Now, one month of bad data doesn’t necessarily mean Chinese imports are about to run back toward 2015. What it suggests is that like the rest of 2017 we’ve seen the best that “global growth” can offer this time and China’s further contributions to it. The reason for that is what we find for lack of momentum for exports.
For as much as officials and Western Economists keep pushing the “rebalancing” idea, China’s economy remains an investment-led system where FAI (the investment) is derived from the industrial sector and therefore exports. China is inside and out, as it has been for a long time, the barometer of global growth because it is all the all-important marginal pivot in the process.
When industry/manufacturing/exports was booming before the Great “Recession”, and then appeared to again in its immediate aftermath, the Chinese were perfectly content with their so-called ghost cities. The reason was that that empty construction wouldn’t stay unused for very long, so long as economic growth, based on global trade growth, kept up its expected pace.

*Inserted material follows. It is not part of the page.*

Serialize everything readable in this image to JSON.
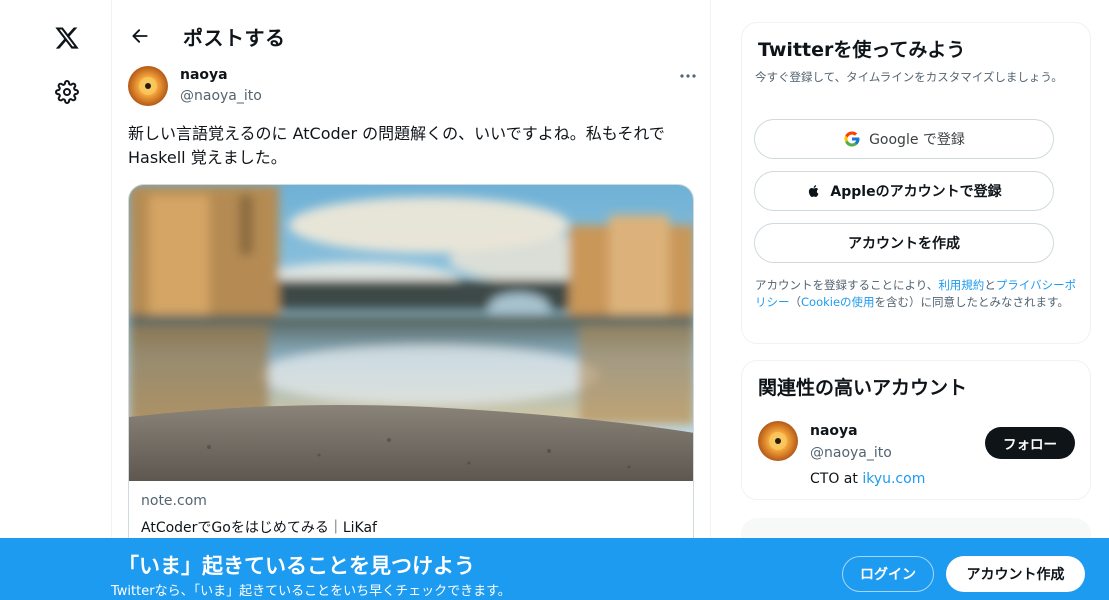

The real issue, then, is one of time. If your baseline is pre-2007 China “miracle”, then rabid construction makes sense for rapid, sustained growth that will narrow the timeframe considerably between construction and use. If the actual baseline turns out to be far different, then questions about asset bubbles arise due to what become obvious incongruities. Vacancy does matter. The term “ghost city” becomes ubiquitous with all its negative connotations.
In very simple terms, there will be more ghost cities built if private entities in China, with some direction from (mostly local) government, feel that they won’t be ghost-towns for very long. If, however, it starts to feel like they might stay empty for too long, or have been already, then you will see less of them being developed and constructed. What ultimately dictates that difference is the export sector, no matter how much “rebalancing” is claimed.
The small rebound in the second half of 2016 in especially Private FAI unsurprisingly leads the one in Chinese imports. The deceleration and potential retrenching of Private FAI later last year seems to be pushing the same now in the other direction (with December’s import number concerning for that reason).
How much China imports sets the agenda for the rest of the global economy beneath it on the supply chain. Which potentially means: no acceleration in top level global growth (despite it being, purportedly, synchronized for the first time since 2007), lower Chinese exports, less manufacturing growth, reduced need for additional ghost cities, lower FAI as fewer will be constructed, leaving less of a need to import material.
The result is another upturn without much upside, leaving everything else susceptible to rising perceptions of economic then financial risk. That then leads (inevitably?) toward global re-evaluation of those risks and what ultimately turns into the monetary conditions sufficient to produce the next downturn.
Momentum matters, a lot. What matters more is why, and how, it remains absent.